L’espérance de vie progresse dans une Algérie défigurée
Par Mesloub Khider – De nos jours, à sa naissance, l’Algérien peut espérer vivre deux fois plus longtemps que ses grands-parents. Quelle chance ! Quelle aubaine ! Ainsi, l’espérance de vie de l’Algérien s’améliore. L’Algérien peut désormais se targuer de vivre jusqu’à l’âge de presque 80 ans. Quel Espoir ! En attendant, le désespoir de la vie des Algériens dure une éternité : dès le berceau jusqu’à la tombe. Rien ne semble entamer cette descente aux enfers. Le Paradis sur la terre d’Algérie se fait toujours attendre. Le quotidien ressemble à un purgatoire dans lequel la majorité des Algériens s’immole socialement, brûle d’ennui faute de distractions attrayantes, égayantes, divertissantes. Sa longue durée de vie est inversement proportionnelle à sa carrière professionnelle, qui trépasse au seuil de la vie active. A peine éjectée des bancs de l’école dévoyée et pervertie par la pédagogie islamiste, notre jeunesse entame sa carrière de retraite anticipée, fonde son entreprise de néantisation ontologique.

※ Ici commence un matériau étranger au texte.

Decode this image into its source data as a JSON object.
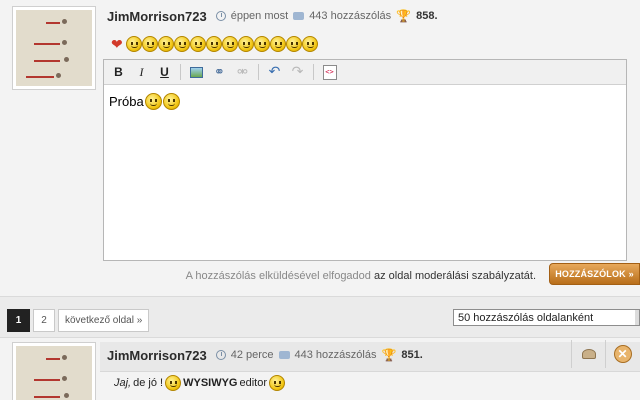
{
  "post1": {
    "username": "JimMorrison723",
    "time": "éppen most",
    "posts": "443 hozzászólás",
    "score": "858.",
    "smilies": [
      "heart",
      "grin",
      "laugh",
      "surprised",
      "smile",
      "neutral",
      "confused",
      "worried",
      "sad",
      "happy",
      "cry",
      "shocked",
      "wink"
    ],
    "editor": {
      "toolbar": {
        "bold": "B",
        "italic": "I",
        "underline": "U"
      },
      "content_text": "Próba",
      "content_smilies": [
        "confused",
        "happy"
      ]
    },
    "terms_prefix": "A hozzászólás elküldésével elfogadod",
    "terms_link": "az oldal moderálási szabályzatát.",
    "submit_label": "HOZZÁSZÓLOK »"
  },
  "pagination": {
    "pages": [
      "1",
      "2"
    ],
    "active": "1",
    "next_label": "következő oldal »",
    "per_page_selected": "50 hozzászólás oldalanként"
  },
  "post2": {
    "username": "JimMorrison723",
    "time": "42 perce",
    "posts": "443 hozzászólás",
    "score": "851.",
    "message": {
      "part1": "Jaj,",
      "part2": " de jó ! ",
      "part3": "WYSIWYG",
      "part4": " editor "
    }
  },
  "colors": {
    "accent_button": "#c9832e",
    "active_page": "#222222"
  }
}
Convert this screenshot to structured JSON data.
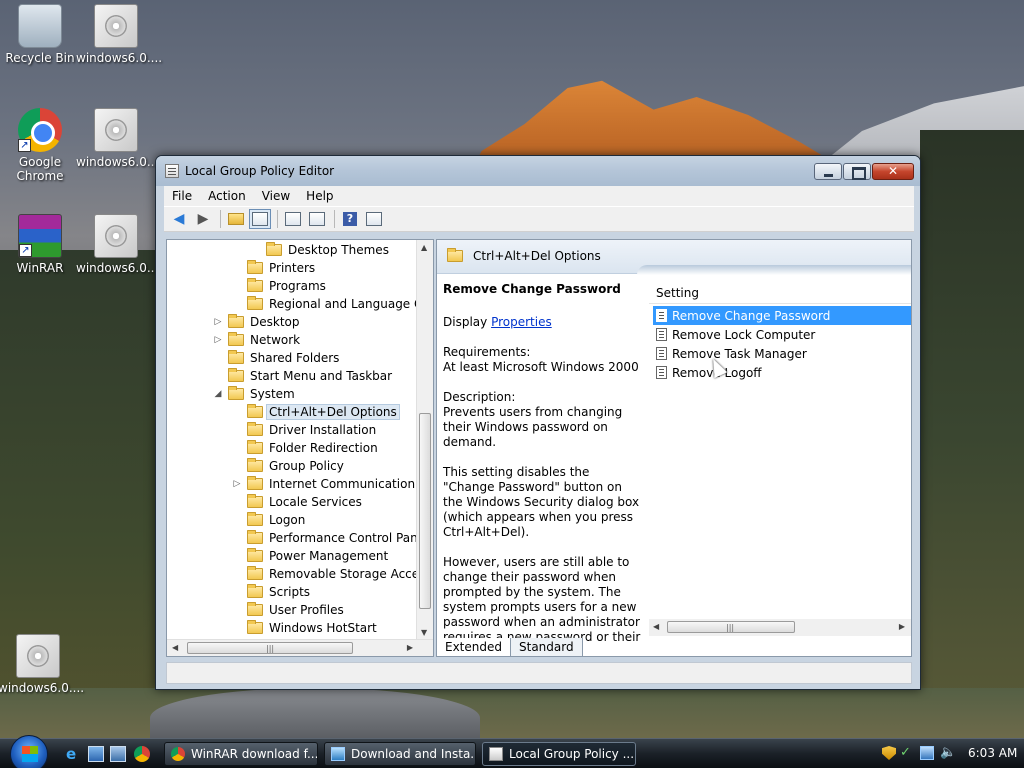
{
  "desktop": {
    "icons": [
      {
        "label": "Recycle Bin",
        "icon": "recycle-bin-icon"
      },
      {
        "label": "windows6.0....",
        "icon": "package-file-icon"
      },
      {
        "label": "Google Chrome",
        "icon": "chrome-icon"
      },
      {
        "label": "windows6.0....",
        "icon": "package-file-icon"
      },
      {
        "label": "WinRAR",
        "icon": "winrar-icon"
      },
      {
        "label": "windows6.0....",
        "icon": "package-file-icon"
      },
      {
        "label": "windows6.0....",
        "icon": "package-file-icon"
      }
    ]
  },
  "window": {
    "title": "Local Group Policy Editor",
    "menu": [
      "File",
      "Action",
      "View",
      "Help"
    ]
  },
  "tree": {
    "items": [
      {
        "label": "Desktop Themes"
      },
      {
        "label": "Printers"
      },
      {
        "label": "Programs"
      },
      {
        "label": "Regional and Language Opt"
      },
      {
        "label": "Desktop",
        "expander": "▷"
      },
      {
        "label": "Network",
        "expander": "▷"
      },
      {
        "label": "Shared Folders"
      },
      {
        "label": "Start Menu and Taskbar"
      },
      {
        "label": "System",
        "expander": "◢"
      },
      {
        "label": "Ctrl+Alt+Del Options"
      },
      {
        "label": "Driver Installation"
      },
      {
        "label": "Folder Redirection"
      },
      {
        "label": "Group Policy"
      },
      {
        "label": "Internet Communication M",
        "expander": "▷"
      },
      {
        "label": "Locale Services"
      },
      {
        "label": "Logon"
      },
      {
        "label": "Performance Control Panel"
      },
      {
        "label": "Power Management"
      },
      {
        "label": "Removable Storage Access"
      },
      {
        "label": "Scripts"
      },
      {
        "label": "User Profiles"
      },
      {
        "label": "Windows HotStart"
      }
    ]
  },
  "right": {
    "header_title": "Ctrl+Alt+Del Options",
    "desc_heading": "Remove Change Password",
    "display_prefix": "Display",
    "properties_link": "Properties",
    "requirements_label": "Requirements:",
    "requirements_value": "At least Microsoft Windows 2000",
    "description_label": "Description:",
    "description_1": "Prevents users from changing their Windows password on demand.",
    "description_2": "This setting disables the \"Change Password\" button on the Windows Security dialog box (which appears when you press Ctrl+Alt+Del).",
    "description_3": "However, users are still able to change their password when prompted by the system. The system prompts users for a new password when an administrator requires a new password or their password is expiring.",
    "column_setting": "Setting",
    "settings": [
      {
        "label": "Remove Change Password"
      },
      {
        "label": "Remove Lock Computer"
      },
      {
        "label": "Remove Task Manager"
      },
      {
        "label": "Remove Logoff"
      }
    ],
    "tabs": [
      "Extended",
      "Standard"
    ]
  },
  "taskbar": {
    "buttons": [
      {
        "label": "WinRAR download f..."
      },
      {
        "label": "Download and Insta..."
      },
      {
        "label": "Local Group Policy ..."
      }
    ],
    "clock": "6:03 AM"
  }
}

Notre jeunesse pléthorique, aussitôt propulsée dans la fleur de l’âge euphorique, voit sa vie se faner, se flétrir, dépérir. Elle observe, impuissante, ses pétales d’énergie desséchées et tombées faute d’occupations productives et culturelles, de ressourcements intellectuels. Elle assiste, en spectatrice résignée, au déroulement, à l’écoulement, l’écroulement de son existence fantomatique. La jeunesse attend désespérément de rentrer dans la vie réelle, matérialisée par la foisonnante activité économique productive, inexistante dans ce pays d’importation alimentaire et d’assistanat social obtenus grâce à cette rente pétrolière providentiellement offerte par le désert. Malgré cette manne du Sahara, la vie de l’Algérien n’a jamais été aussi désertique. Car l’ouvrage quotidien de l’Algérien consiste à fabriquer du désœuvrement, à produire de l’oisiveté, à cultiver énergiquement de l’inactivité. Ces multiples indolentes occupations paresseuses que le monde entier nous envie, seules sources que nous exportons à profusion à l’étranger, pour les investir dans les grandes entreprises telles Pôle emploi, la CAF, etc.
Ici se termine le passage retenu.